CRÍTICA DE CINE
'Citadel' (Ciaran Foy. Irlanda, 2012. 84 minutos)
A cuentagotas se deja caer el cine llegado de Irlanda. Más bien, se refugia en festivales especializados. Es llamativo, en ese sentido, tanto en calidad como en cantidad, el nivel de producción en el área de los cortometrajes. Y a las ya consabidas referencias, tanto en el plano autoral (Martin McDonagh, Jon Wright) como en el interpretativo (Blendan Glesson, Colin Farrell), se añade un repunte en el cine de autor centrado en el terror de raíces sociales. En esa área se inscribe ‘Citadel’, película dinámica y oscura desde la primera –y poderosísima- secuencia. Explora Ciaran Foy diferentes capas de terror contemporáneo: el miedo a lo desconocido se cruza con las heridas y traumas que no cicatrizan y termina fundiéndose con los gritos a la nada de los olvidados. A ese último punto se agarra ‘Citadel’ para diferenciarse de otras propuestas al uso. Foy pone nombre a ese pánico, lo encapucha, oscurece –la luz como refugio de esperanza no existe- y refleja mediante un ejercicio de estilo a veces demasiado obvio centrado en última instancia en qué pasa cuando a una persona desde que nace se le niegan todas las oportunidades de acercarse a una vida mínimamente digna.

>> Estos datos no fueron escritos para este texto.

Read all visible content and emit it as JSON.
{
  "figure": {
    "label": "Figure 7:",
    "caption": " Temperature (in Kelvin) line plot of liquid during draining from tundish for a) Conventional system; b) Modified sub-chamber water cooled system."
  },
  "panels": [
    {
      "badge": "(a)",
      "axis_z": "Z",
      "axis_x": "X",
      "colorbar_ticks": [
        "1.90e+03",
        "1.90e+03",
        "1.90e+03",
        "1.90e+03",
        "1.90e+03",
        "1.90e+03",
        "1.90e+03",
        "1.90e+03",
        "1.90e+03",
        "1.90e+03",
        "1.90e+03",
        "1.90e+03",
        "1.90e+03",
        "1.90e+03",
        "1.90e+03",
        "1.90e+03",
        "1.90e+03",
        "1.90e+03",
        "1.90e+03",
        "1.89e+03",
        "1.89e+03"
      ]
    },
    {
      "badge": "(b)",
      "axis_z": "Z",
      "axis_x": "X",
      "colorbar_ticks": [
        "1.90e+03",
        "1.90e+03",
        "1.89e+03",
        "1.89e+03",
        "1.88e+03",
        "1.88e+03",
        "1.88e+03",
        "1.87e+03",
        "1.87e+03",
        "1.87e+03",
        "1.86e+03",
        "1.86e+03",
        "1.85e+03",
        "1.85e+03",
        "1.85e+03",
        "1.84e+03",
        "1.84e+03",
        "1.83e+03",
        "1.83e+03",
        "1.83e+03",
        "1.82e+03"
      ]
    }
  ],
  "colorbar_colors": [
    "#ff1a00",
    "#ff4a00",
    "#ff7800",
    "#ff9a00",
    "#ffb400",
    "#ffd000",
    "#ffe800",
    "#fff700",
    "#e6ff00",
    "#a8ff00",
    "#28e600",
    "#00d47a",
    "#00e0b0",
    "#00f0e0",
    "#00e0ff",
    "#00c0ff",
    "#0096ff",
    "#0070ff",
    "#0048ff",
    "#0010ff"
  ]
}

Los protagonistas de Citadel son una pareja de jóvenes de clase media-baja. Presente gris y futuro imposible, como tantas. Tras sufrir un grave percance, el chico (Aneurin Barnard, capaz de aprehender todos los matices de una persona traumatizada) queda al cuidado de su hijo recién nacido. Solo y en medio de un ambiente suburbial y vacío se desatará el peor de sus temores: perder lo único a lo que agarrarse, su descendencia. ‘Citadel’ se mueve así de forma convulsa, al ritmo desequilibrado de su protagonista, envuelto en una pesadilla entre la realidad y la locura. Es un realismo casi documental, sin que sorprenda el viraje hacia lo fantástico que emprende en su recta final. No es brusco, ya deja pistas gracias a la desubicación de ciertos personajes secundarios –el religioso-, aunque se le puede reprochar el acusado tono de denuncia social, sin preguntas ni respuestas previas, que deja flotando en el aire tras su resolución.
Queda claro que al director no le bastaba la creación de unas criaturas casi hermanadas -menor apetito el suyo- con las mostradas por Neil Marshall en la fetén ‘The descent’. Quería algo más y lo deja patente al atar todos los cabos de una historia que, viendo la suciedad de sus escenarios y la falta de luz de cada fotograma, ya dejaba todo amarrado de forma concisa.